Abstract

Every narrative invites the creation of a story world1 in the reader’s or listener’s mind. The characters and events of the story transpire within this imagined space, which may be lightly sketched or elaborately described in the text. Some theorists characterize the story world as a projection implied by the action and characters, some as a bounded set of possibilities strongly guided by and partially constituting genre, and some as a fictional level, surrounded by nonfictional apparatus (and at times containing additional layers of fiction within it). Bakhtin’s chronotope (discussed as a keyword in Chapter 6) combines the time/place of the narrative level in order to characterize a genre’s and story’s possibilities. The details of place and space that contribute to the imagining of the story world are ordinarily referred to as the setting.
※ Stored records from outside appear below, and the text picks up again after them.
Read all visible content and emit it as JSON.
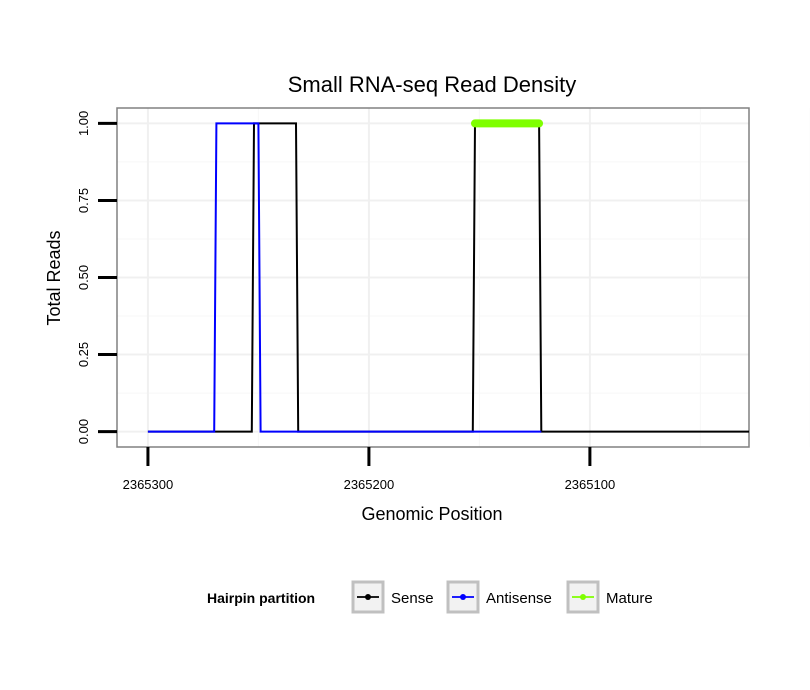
{
  "chart_data": {
    "type": "line",
    "title": "Small RNA-seq Read Density",
    "xlabel": "Genomic Position",
    "ylabel": "Total Reads",
    "xlim": [
      2365314,
      2365028
    ],
    "ylim": [
      -0.05,
      1.05
    ],
    "x_reversed": true,
    "xticks": [
      2365300,
      2365200,
      2365100
    ],
    "xtick_labels": [
      "2365300",
      "2365200",
      "2365100"
    ],
    "yticks": [
      0.0,
      0.25,
      0.5,
      0.75,
      1.0
    ],
    "ytick_labels": [
      "0.00",
      "0.25",
      "0.50",
      "0.75",
      "1.00"
    ],
    "grid": true,
    "legend_position": "bottom",
    "series": [
      {
        "name": "Sense",
        "color": "#000000",
        "style": "line",
        "x": [
          2365300,
          2365253,
          2365252,
          2365233,
          2365232,
          2365153,
          2365152,
          2365123,
          2365122,
          2365028
        ],
        "y": [
          0,
          0,
          1,
          1,
          0,
          0,
          1,
          1,
          0,
          0
        ]
      },
      {
        "name": "Antisense",
        "color": "#0000ff",
        "style": "line",
        "x": [
          2365300,
          2365270,
          2365269,
          2365253,
          2365252,
          2365250,
          2365249,
          2365153,
          2365152,
          2365123,
          2365122
        ],
        "y": [
          0,
          0,
          1,
          1,
          1,
          1,
          0,
          0,
          0,
          0,
          0
        ]
      },
      {
        "name": "Mature",
        "color": "#7fff00",
        "style": "thick-segment",
        "x": [
          2365152,
          2365123
        ],
        "y": [
          1,
          1
        ]
      }
    ]
  },
  "legend": {
    "title": "Hairpin partition",
    "items": [
      {
        "label": "Sense",
        "color": "#000000"
      },
      {
        "label": "Antisense",
        "color": "#0000ff"
      },
      {
        "label": "Mature",
        "color": "#7fff00"
      }
    ]
  }
}
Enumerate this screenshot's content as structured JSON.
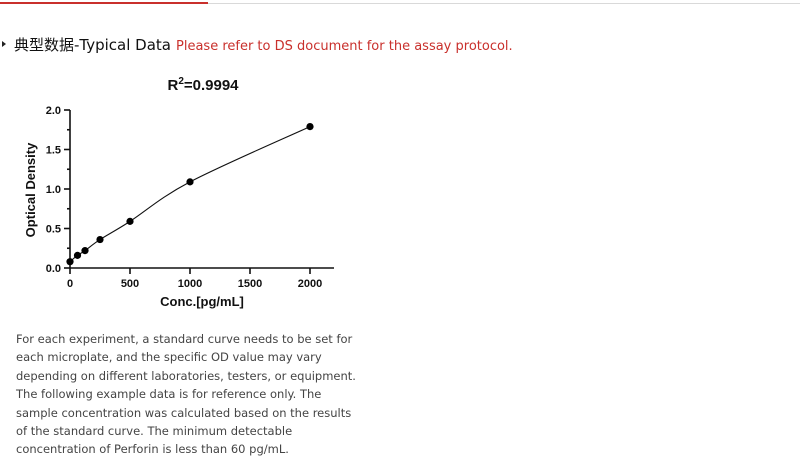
{
  "header": {
    "title": "典型数据-Typical Data",
    "note": "Please refer to DS document for the assay protocol.",
    "note_color": "#c9302c",
    "accent_color": "#c9302c",
    "bullet_icon": "caret-right-icon"
  },
  "chart_data": {
    "type": "scatter",
    "annotation": "R²=0.9994",
    "xlabel": "Conc.[pg/mL]",
    "ylabel": "Optical Density",
    "xlim": [
      0,
      2200
    ],
    "ylim": [
      0,
      2.0
    ],
    "x_ticks": [
      "0",
      "500",
      "1000",
      "1500",
      "2000"
    ],
    "y_ticks": [
      "0.0",
      "0.5",
      "1.0",
      "1.5",
      "2.0"
    ],
    "grid": false,
    "fit_line": true,
    "series": [
      {
        "x": [
          0,
          62.5,
          125,
          250,
          500,
          1000,
          2000
        ],
        "y": [
          0.08,
          0.16,
          0.22,
          0.36,
          0.59,
          1.09,
          1.79
        ]
      }
    ]
  },
  "description": "For each experiment, a standard curve needs to be set for each microplate, and the specific OD value may vary depending on different laboratories, testers, or equipment. The following example data is for reference only. The sample concentration was calculated based on the results of the standard curve. The minimum detectable concentration of Perforin is less than 60 pg/mL."
}
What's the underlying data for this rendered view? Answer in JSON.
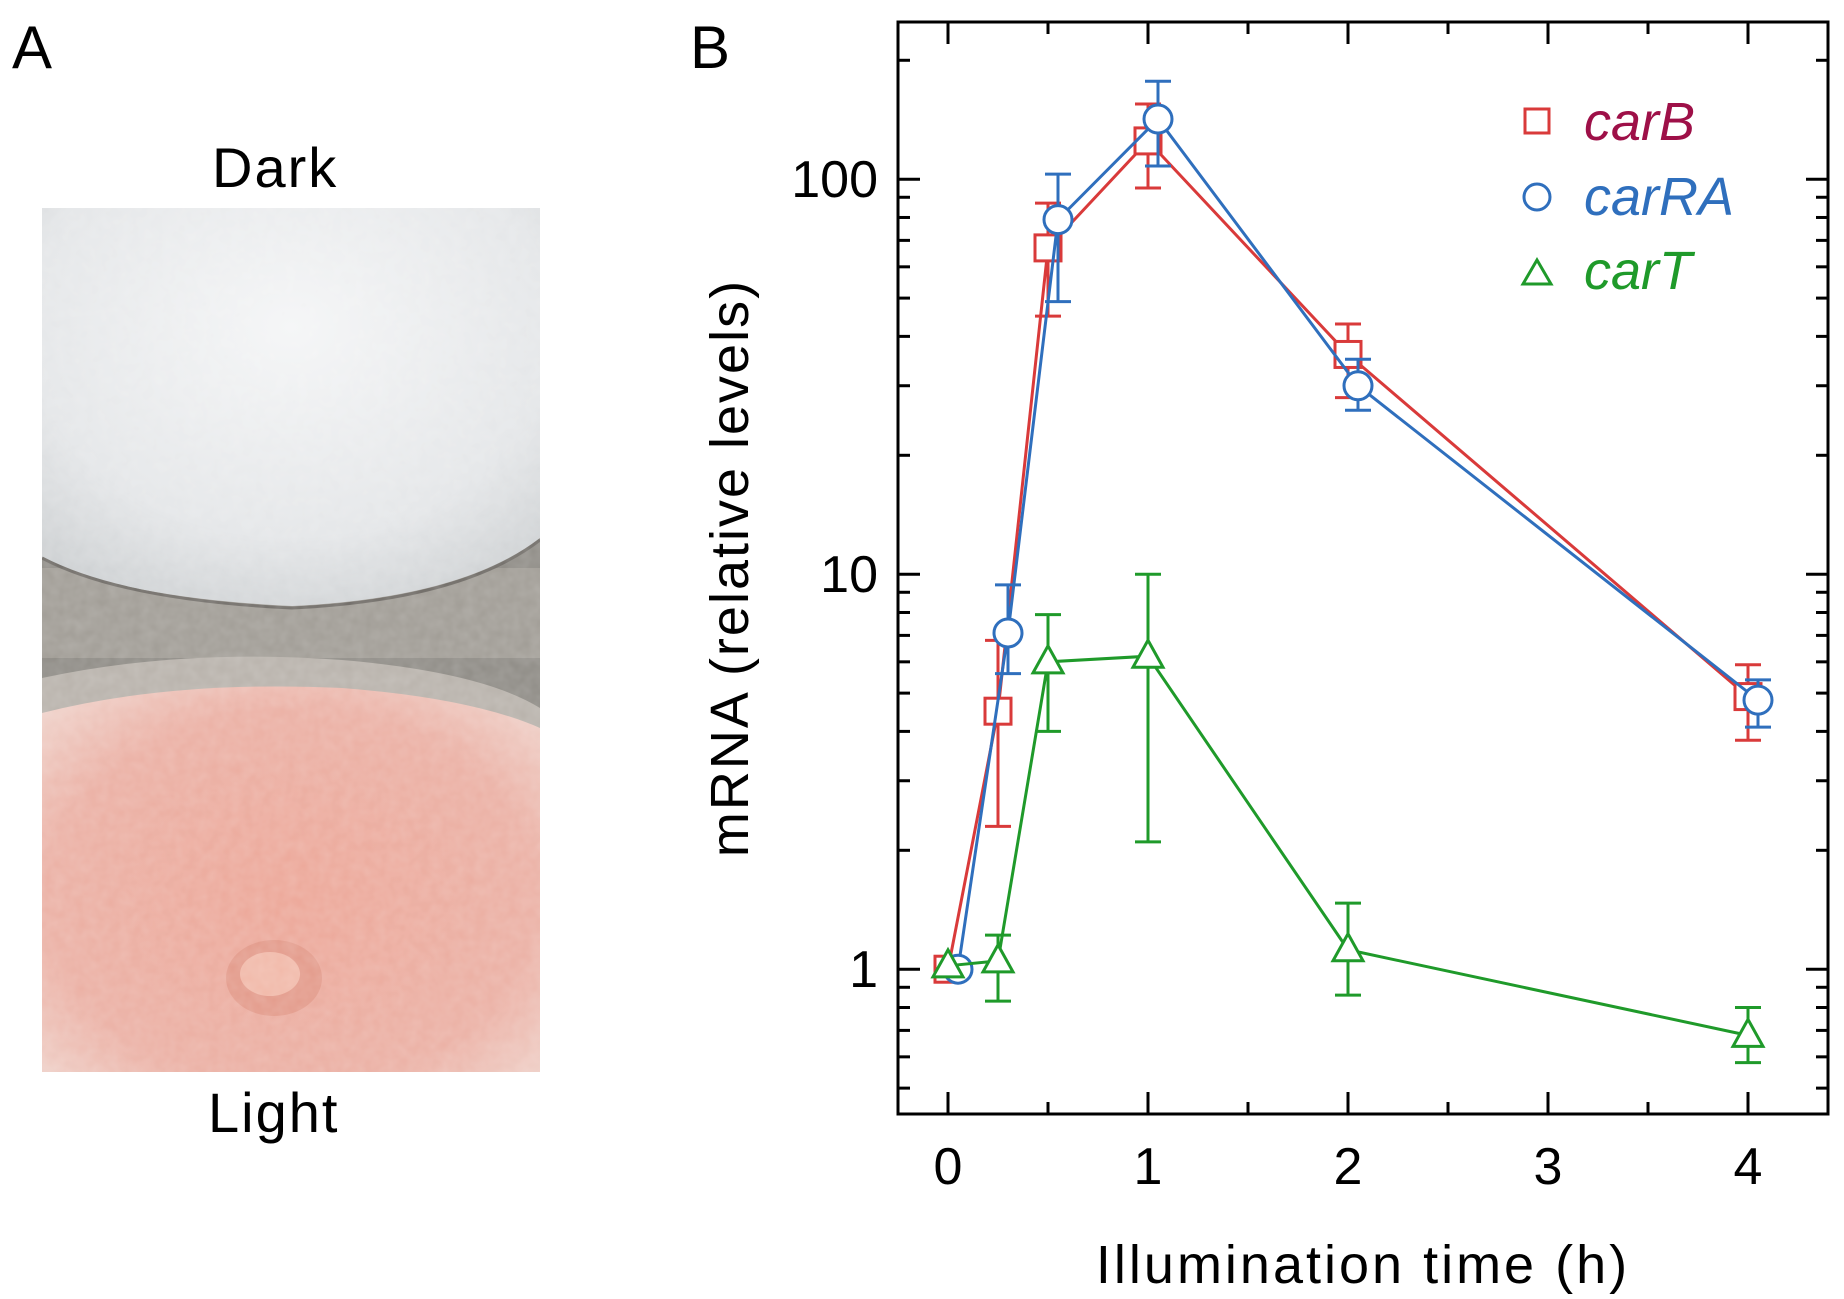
{
  "panel_a": {
    "letter": "A",
    "top_label": "Dark",
    "bottom_label": "Light"
  },
  "panel_b": {
    "letter": "B"
  },
  "colors": {
    "carB": "#d93a3a",
    "carB_label": "#9e1048",
    "carRA": "#2f6fbd",
    "carT": "#1f9a2a"
  },
  "chart_data": {
    "type": "line",
    "xlabel": "Illumination time (h)",
    "ylabel": "mRNA (relative levels)",
    "xscale": "linear",
    "yscale": "log",
    "xlim": [
      -0.25,
      4.4
    ],
    "ylim": [
      0.43,
      250
    ],
    "xticks": [
      0,
      1,
      2,
      3,
      4
    ],
    "xtick_labels": [
      "0",
      "1",
      "2",
      "3",
      "4"
    ],
    "yticks": [
      1,
      10,
      100
    ],
    "ytick_labels": [
      "1",
      "10",
      "100"
    ],
    "legend_position": "top-right",
    "series": [
      {
        "name": "carB",
        "marker": "square",
        "points": [
          {
            "x": 0,
            "y": 1.0
          },
          {
            "x": 0.25,
            "y": 4.5,
            "lo": 2.3,
            "hi": 6.8
          },
          {
            "x": 0.5,
            "y": 67,
            "lo": 45,
            "hi": 87
          },
          {
            "x": 1,
            "y": 125,
            "lo": 95,
            "hi": 155
          },
          {
            "x": 2,
            "y": 36,
            "lo": 28,
            "hi": 43
          },
          {
            "x": 4,
            "y": 4.9,
            "lo": 3.8,
            "hi": 5.9
          }
        ]
      },
      {
        "name": "carRA",
        "marker": "circle",
        "points": [
          {
            "x": 0.05,
            "y": 1.0
          },
          {
            "x": 0.3,
            "y": 7.1,
            "lo": 5.6,
            "hi": 9.4
          },
          {
            "x": 0.55,
            "y": 79,
            "lo": 49,
            "hi": 103
          },
          {
            "x": 1.05,
            "y": 142,
            "lo": 108,
            "hi": 177
          },
          {
            "x": 2.05,
            "y": 30,
            "lo": 26,
            "hi": 35
          },
          {
            "x": 4.05,
            "y": 4.8,
            "lo": 4.1,
            "hi": 5.4
          }
        ]
      },
      {
        "name": "carT",
        "marker": "triangle",
        "points": [
          {
            "x": 0,
            "y": 1.02
          },
          {
            "x": 0.25,
            "y": 1.05,
            "lo": 0.83,
            "hi": 1.22
          },
          {
            "x": 0.5,
            "y": 6.0,
            "lo": 4.0,
            "hi": 7.9
          },
          {
            "x": 1,
            "y": 6.2,
            "lo": 2.1,
            "hi": 10.0
          },
          {
            "x": 2,
            "y": 1.12,
            "lo": 0.86,
            "hi": 1.47
          },
          {
            "x": 4,
            "y": 0.68,
            "lo": 0.58,
            "hi": 0.8
          }
        ]
      }
    ]
  }
}
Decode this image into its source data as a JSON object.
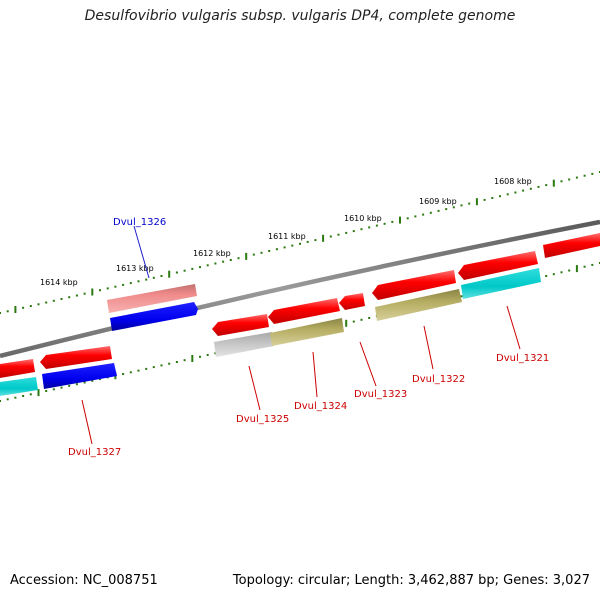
{
  "title": "Desulfovibrio vulgaris subsp. vulgaris DP4, complete genome",
  "footer": {
    "accession": "Accession: NC_008751",
    "summary": "Topology: circular; Length: 3,462,887 bp; Genes: 3,027"
  },
  "colors": {
    "backbone": "#888888",
    "tick": "#2a7a10",
    "cds": "#ff0000",
    "cds_light": "#f08080",
    "blue": "#0000ee",
    "cyan": "#00cccc",
    "olive": "#b5ad62",
    "gray": "#c4c4c4",
    "label_red": "#cc0000",
    "label_blue": "#0000cc"
  },
  "tick_labels": [
    "1614 kbp",
    "1613 kbp",
    "1612 kbp",
    "1611 kbp",
    "1610 kbp",
    "1609 kbp",
    "1608 kbp"
  ],
  "gene_labels": [
    {
      "text": "Dvul_1326",
      "color": "label_blue"
    },
    {
      "text": "Dvul_1327",
      "color": "label_red"
    },
    {
      "text": "Dvul_1325",
      "color": "label_red"
    },
    {
      "text": "Dvul_1324",
      "color": "label_red"
    },
    {
      "text": "Dvul_1323",
      "color": "label_red"
    },
    {
      "text": "Dvul_1322",
      "color": "label_red"
    },
    {
      "text": "Dvul_1321",
      "color": "label_red"
    }
  ]
}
The elements of setting resemble fictional characters, the other ‘existents’ inside story worlds, in that they provide the particulars out of which readers create fictional worlds in their minds. Sometimes narratives demand that readers imagine worlds inside worlds, not always in conformity with the laws of physics. Theories of fictional worlds and spatiality in literature are discussed in the next chapter, where I consider the fictional worlds that are designed to contain other worlds, as in some fantasy fiction. This chapter takes on a more limited task, the description of the manipulation of stories within stories that occurs when a character becomes a narrator, or when a story is presented inside another story.